Hubert ROBERT (Paris, 1733-1808),
Danse et concert dans un parc, sans date.
Huile sur toile, Amiens, Musée de Picardie

 

Unter Lukawitz, le 16 juillet 1758.

Très noble et très respecté Maestro,
Quelle ne fut pas ma surprise lorsque l'on m'a remis, il y a quelques jours, une lettre de vous qui, ne m'ayant pas trouvé à Vienne, a repris sa route pour me rejoindre finalement dans cette campagne où mon maître aime à passer la belle saison. Je suis heureux des bonnes nouvelles que vous me donnez de votre santé - l'hiver a dû, en effet, vous sembler bien moins rude à Naples qu'à Vienne ! - et très honoré que vous ayez eu la bonté de m'entretenir quelque peu de vos projets. J'espère que les inquiétudes que vous nourrissez quant à aux incessants changements du goût se seront dissipées lorsque vous me lirez, et que vos chers Napolitains seront revenus à la raison ; ils seraient bien sots de ne pas fêter avec tous les égards possibles un homme qui, comme vous, a su ravir aux Muses tant de leurs secrets.

Puisque vous faites à votre élève l'honneur de vous enquérir de sa situation, vous devez savoir que j'ai quitté, au début de ce printemps, le service de Monsieur le baron Fürnberg, lequel a eu l'insigne bonté de me recommander à Monsieur le comte Morzin, lequel est grand amateur de musique, particulièrement celle de votre beau pays, dont sa bibliothèque possède de nombreux fleurons. J'ai pu notamment y consulter de très intéressants concertos sur le thème des saisons d'un certain Vivaldi ; je ne sais rien de cet homme, mais sa musique, bien que démodée, est écrite avec beaucoup de feu et d'esprit.
Le comte entretient un ensemble de taille certes modeste mais composé d'excellents musiciens.

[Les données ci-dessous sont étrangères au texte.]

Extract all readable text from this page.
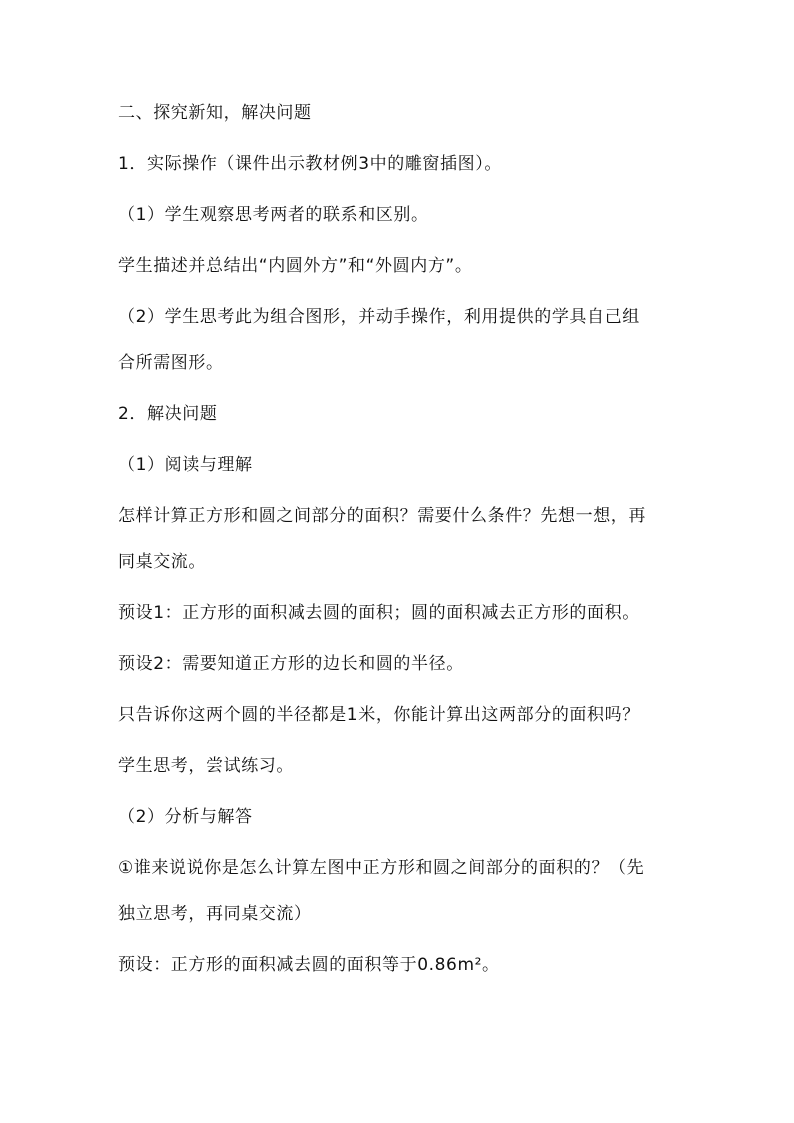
二、探究新知，解决问题

1．实际操作（课件出示教材例3中的雕窗插图）。

（1）学生观察思考两者的联系和区别。

学生描述并总结出“内圆外方”和“外圆内方”。

（2）学生思考此为组合图形，并动手操作，利用提供的学具自己组

合所需图形。

2．解决问题

（1）阅读与理解

怎样计算正方形和圆之间部分的面积？需要什么条件？先想一想，再

同桌交流。

预设1：正方形的面积减去圆的面积；圆的面积减去正方形的面积。

预设2：需要知道正方形的边长和圆的半径。

只告诉你这两个圆的半径都是1米，你能计算出这两部分的面积吗？

学生思考，尝试练习。

（2）分析与解答

①谁来说说你是怎么计算左图中正方形和圆之间部分的面积的？（先

独立思考，再同桌交流）

预设：正方形的面积减去圆的面积等于0.86m²。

En ma qualité de directeur de sa musique, il me demande très souvent des sinfonie, non en prélude à l'opéra, mais qu'il soit possible de jouer pour elles-mêmes. Il ne saurait, en effet, être question pour lui de montrer un zèle inférieur à celui que l'on déploie dans la capitale, parfois jusqu'à la fureur, pour donner de telles œuvres. Je vous avoue m'y retrouver assez bien, la liberté que l'on m'octroie ne s'arrêtant, comme pour nous tous, qu'à l'obligation de plaire. Pour le reste, il m'est loisible d'expérimenter de nouvelles choses, favorisant ici tel instrument, là tel autre, glissant même parfois, cachée sous le masque de l'art, quelque mélodie entendue au village. Vous jugerez sans doute les âpres ritournelles d'humbles ménétriers impropres à réjouir les oreilles raffinées qui musent ici dans de superbes salons, mais je vous assure que, pour peu qu'on y emploie un peu de science, ces airs apportent ce qu'il faut de piquant et de surprise aux grâces que nos princes nous demandent habituellement de développer dans les musiques qu'ils nous commandent. Je prends la liberté, tout en implorant votre indulgence pour la faiblesse de mes talents, de soumettre à l'acuité de votre jugement le Finale d'une sinfonia où j'ai eu recours à ce procédé. J'espère que le résultat ne semblera pas trop tudesque à vos oreilles italiennes.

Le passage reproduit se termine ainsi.